Clio had not realized that water was a thing, a commodity, that could belong to someone who would charge for the use of it. She understood that the conveyance of the water must be recompensed, and the purification and storing of it, but she had imagined that water was held in trust, that all people owned the water and contributed to its maintenance and distribution. In her mother’s house in Nu‘uanu, rainwater had been collected in big wooden tanks and Clio had bathed, and washed her hair, in water turned red by the rust that grew on the iron bands of the tanks. She herself benefited, albeit indirectly, since her mother and Emma belonged to a family who had profited from the selling of water. It was a discovery, this ownership of water, that had caused her to recognize both her privilege
and her naiveté—a naiveté, or ignorance some might say, that was the result of that very privilege.

“The irony, Clio, is that the disappearance of everything is just what has allowed us to see the worth of it. When my husband, Johnny Fitzroy, asked me to fly away to Tahiti with him, to leave my family, I came from the ranch on Moloka‘i here to Wisteria House to ask my grandmother’s consent. The yellow monkeypod trees that once lined the drive were in bloom as I turned in the gate, and the smell of them was overpowering.

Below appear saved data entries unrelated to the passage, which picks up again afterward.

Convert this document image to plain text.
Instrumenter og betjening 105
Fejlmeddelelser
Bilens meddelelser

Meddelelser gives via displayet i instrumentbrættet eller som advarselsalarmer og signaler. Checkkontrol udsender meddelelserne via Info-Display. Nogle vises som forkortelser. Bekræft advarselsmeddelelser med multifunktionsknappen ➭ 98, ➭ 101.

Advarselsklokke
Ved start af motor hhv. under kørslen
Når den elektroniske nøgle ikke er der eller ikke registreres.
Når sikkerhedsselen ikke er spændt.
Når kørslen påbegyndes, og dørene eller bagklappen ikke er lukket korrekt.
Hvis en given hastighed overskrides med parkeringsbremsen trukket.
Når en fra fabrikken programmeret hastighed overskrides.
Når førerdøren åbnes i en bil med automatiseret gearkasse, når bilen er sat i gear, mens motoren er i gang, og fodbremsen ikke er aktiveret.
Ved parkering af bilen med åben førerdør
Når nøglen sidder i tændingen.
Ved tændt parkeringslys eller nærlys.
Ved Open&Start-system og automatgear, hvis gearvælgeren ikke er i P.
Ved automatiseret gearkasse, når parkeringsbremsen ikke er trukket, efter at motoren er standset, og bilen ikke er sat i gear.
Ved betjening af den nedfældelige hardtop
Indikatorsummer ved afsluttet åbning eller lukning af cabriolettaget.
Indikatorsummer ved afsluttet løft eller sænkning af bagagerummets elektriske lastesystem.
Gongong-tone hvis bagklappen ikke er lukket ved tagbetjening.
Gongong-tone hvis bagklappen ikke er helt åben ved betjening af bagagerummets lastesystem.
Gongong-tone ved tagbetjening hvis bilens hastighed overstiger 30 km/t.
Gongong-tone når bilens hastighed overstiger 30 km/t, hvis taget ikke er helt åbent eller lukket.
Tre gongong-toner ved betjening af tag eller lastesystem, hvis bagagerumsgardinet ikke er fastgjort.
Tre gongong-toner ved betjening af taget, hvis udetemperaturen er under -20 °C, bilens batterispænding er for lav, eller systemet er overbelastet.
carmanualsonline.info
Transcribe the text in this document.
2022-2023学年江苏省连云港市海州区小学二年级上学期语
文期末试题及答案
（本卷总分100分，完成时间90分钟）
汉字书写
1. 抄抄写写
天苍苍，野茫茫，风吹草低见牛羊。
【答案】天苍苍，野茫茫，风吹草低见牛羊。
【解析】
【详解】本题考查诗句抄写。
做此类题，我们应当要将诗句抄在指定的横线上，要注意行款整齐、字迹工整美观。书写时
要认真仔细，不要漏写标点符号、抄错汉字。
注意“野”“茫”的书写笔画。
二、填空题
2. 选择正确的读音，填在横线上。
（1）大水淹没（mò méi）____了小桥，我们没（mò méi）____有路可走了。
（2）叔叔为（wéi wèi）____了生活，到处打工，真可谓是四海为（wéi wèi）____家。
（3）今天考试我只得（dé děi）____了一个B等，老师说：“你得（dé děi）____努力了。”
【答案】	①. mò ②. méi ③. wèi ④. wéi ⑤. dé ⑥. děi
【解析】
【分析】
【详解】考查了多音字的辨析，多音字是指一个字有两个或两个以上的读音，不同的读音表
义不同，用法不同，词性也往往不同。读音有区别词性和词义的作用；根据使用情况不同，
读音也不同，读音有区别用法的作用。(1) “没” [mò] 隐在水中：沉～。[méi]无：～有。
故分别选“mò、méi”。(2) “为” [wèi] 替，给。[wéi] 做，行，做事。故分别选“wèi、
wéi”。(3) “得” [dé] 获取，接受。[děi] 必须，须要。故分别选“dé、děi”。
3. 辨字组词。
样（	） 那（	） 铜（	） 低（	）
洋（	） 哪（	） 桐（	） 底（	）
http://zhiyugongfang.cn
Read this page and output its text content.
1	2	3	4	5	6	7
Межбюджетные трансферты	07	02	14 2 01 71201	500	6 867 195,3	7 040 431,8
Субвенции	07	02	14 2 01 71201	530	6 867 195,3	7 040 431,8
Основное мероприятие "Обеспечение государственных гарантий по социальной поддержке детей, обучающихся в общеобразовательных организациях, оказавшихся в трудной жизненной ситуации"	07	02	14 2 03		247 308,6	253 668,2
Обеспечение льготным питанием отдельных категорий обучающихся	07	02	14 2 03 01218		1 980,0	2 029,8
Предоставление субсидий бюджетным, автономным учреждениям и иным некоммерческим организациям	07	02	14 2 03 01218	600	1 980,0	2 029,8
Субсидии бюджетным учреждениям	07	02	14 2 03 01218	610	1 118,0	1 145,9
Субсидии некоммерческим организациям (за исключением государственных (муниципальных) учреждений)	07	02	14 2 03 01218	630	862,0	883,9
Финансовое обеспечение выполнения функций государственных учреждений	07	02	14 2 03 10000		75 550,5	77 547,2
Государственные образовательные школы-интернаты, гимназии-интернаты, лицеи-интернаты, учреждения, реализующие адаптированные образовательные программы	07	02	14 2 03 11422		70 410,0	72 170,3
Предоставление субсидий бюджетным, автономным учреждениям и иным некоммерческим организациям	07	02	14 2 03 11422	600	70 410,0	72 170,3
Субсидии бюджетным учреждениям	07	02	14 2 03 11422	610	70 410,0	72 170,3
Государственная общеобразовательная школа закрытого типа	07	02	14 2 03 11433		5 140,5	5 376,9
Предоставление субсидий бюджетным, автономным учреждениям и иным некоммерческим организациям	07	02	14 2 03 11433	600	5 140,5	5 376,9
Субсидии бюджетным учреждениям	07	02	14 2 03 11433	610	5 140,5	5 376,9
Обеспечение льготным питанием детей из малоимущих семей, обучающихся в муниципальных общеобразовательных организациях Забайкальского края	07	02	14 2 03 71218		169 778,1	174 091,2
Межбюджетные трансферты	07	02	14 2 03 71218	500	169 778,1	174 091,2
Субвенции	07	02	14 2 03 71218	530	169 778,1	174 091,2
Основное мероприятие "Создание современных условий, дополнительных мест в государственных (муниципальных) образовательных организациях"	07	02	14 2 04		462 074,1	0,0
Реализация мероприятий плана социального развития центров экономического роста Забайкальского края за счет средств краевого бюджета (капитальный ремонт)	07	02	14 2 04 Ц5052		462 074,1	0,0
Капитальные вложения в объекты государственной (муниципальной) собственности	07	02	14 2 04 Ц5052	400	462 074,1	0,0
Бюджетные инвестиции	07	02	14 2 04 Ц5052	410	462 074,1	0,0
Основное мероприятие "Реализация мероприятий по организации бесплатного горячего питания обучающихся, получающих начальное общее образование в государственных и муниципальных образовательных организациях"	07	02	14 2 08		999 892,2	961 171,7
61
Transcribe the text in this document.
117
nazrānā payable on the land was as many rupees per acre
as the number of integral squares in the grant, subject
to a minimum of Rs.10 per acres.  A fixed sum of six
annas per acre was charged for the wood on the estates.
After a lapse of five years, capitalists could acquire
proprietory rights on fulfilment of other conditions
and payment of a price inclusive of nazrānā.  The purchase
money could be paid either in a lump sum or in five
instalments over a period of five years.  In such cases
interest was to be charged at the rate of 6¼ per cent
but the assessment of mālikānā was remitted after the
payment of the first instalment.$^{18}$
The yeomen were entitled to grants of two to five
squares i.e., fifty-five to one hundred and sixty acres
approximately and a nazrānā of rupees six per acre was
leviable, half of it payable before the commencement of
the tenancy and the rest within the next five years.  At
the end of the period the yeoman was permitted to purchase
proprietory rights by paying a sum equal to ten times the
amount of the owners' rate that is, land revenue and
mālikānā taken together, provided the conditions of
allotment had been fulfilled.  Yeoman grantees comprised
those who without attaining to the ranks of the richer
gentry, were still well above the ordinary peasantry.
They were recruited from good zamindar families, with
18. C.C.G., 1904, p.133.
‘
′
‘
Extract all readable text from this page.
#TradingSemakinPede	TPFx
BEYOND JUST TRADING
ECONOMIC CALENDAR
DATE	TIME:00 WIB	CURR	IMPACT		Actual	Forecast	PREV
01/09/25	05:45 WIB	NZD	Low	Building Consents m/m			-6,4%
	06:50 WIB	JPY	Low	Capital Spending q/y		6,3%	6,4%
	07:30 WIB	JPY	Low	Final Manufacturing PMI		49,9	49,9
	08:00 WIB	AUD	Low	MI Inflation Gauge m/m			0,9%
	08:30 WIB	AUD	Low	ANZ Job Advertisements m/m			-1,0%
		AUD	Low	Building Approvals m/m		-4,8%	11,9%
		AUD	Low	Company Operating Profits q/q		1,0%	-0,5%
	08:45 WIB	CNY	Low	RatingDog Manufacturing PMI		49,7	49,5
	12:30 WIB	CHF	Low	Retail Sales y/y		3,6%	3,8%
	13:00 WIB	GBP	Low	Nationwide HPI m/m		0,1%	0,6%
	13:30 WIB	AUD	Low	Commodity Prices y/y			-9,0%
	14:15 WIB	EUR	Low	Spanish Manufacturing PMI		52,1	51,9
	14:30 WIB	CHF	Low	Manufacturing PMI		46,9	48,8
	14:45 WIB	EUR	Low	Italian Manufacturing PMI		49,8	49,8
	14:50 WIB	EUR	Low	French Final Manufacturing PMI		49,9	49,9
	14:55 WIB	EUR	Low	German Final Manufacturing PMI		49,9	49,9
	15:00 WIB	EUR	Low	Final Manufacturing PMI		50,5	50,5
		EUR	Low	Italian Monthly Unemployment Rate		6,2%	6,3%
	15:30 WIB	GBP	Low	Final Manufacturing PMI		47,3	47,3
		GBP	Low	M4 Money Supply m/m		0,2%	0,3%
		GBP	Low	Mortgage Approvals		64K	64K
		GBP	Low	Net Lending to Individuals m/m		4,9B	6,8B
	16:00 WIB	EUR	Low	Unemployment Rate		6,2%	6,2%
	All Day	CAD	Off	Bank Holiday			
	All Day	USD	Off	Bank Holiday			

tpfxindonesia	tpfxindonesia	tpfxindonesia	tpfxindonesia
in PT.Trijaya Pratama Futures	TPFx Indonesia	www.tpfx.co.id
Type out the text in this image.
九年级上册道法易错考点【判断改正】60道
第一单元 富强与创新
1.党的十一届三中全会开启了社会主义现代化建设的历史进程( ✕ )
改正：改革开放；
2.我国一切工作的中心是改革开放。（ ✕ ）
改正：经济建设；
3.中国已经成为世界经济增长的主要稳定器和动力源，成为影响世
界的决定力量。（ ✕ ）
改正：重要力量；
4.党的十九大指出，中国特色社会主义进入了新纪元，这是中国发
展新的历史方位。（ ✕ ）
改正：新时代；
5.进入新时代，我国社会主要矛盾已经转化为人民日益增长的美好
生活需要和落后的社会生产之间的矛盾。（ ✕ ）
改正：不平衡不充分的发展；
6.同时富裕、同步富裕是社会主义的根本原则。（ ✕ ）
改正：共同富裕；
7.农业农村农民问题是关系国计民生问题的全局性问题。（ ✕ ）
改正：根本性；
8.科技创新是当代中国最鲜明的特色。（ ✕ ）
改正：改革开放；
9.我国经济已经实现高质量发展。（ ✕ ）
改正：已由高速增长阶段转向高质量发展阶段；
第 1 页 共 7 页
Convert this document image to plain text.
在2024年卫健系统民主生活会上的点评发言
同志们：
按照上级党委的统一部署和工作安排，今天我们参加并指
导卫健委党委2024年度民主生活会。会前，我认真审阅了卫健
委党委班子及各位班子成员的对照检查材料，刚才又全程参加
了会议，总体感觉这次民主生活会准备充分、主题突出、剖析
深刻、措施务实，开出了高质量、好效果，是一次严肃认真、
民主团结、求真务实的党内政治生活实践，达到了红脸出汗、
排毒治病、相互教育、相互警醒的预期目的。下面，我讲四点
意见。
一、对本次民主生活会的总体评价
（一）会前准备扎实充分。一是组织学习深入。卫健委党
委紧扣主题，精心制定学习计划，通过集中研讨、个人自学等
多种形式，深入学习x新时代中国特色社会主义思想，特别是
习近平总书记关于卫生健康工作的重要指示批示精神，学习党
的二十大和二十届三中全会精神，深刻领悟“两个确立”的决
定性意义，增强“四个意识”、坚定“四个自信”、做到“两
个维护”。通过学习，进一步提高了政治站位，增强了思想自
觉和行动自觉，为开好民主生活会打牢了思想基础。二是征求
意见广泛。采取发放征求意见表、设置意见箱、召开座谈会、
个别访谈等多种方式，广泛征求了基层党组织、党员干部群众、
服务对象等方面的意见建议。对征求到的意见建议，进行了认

It seemed as if all the nights of my life had been scented.” She looked around in surprise. “I could not bring myself to ask her consent. And here I still am! And the monkeypod trees are gone.”

She leaned forward to see Clio’s face in the dark. “Fitzroy was wrong to leave me here. And I was wrong not to go.”

She turned toward the house and called, “Lester! Come talk-story with us! It is lovely out!” She rested her head on the railing, waiting for Lester, but he did not appear, and when she spoke again, her voice was full of sadness. “I was not in love with Johnny Fitzroy, even though I married him. I knew it and he knew it, and no one minded. We got on. We liked horses. He taught me to play the guitar. We were compatible—even in matters of love we were compatible. And we thought that was enough. And it might have been. But when the great weight of things fell on us—this family, this place, even Mother”—Emma nodded her head politely at the garden to signify that it, too, was included—“Johnny Fitzroy was overcome by it. You know the feeling very well, Clio. It is this feeling that causes you to take flight, too.”

Clio looked at Emma. She was surprised. She had not imagined that Emma knew so much about her.

“Mabel wanted us to live at Hale Moku,” Emma said.
“To give parties and build municipal swimming pools. She didn’t believe me, that the money was gone. She still doesn’t believe me.” She gazed up at the dark house. “If you do not know what it means to be in a family, and in one so interfering as ours, it can be a terrible thing.” She reached out to take an album from a table on the verandah, and when she opened it, thousands of insect wings fell into her lap. “I have believed that the conscious experience of the past was everything. I have collected the past, as if it, too, were an artifact.” She sighed. “This afternoon I told you that in the old time the victor in a hand-to-hand struggle often consumed the heart of his opponent. I myself have seen it. It was a gesture of reverence, taking in the strength of the enemy.” She brushed the thousands of translucent wings from her lap and set aside the album. “What do you think about that?”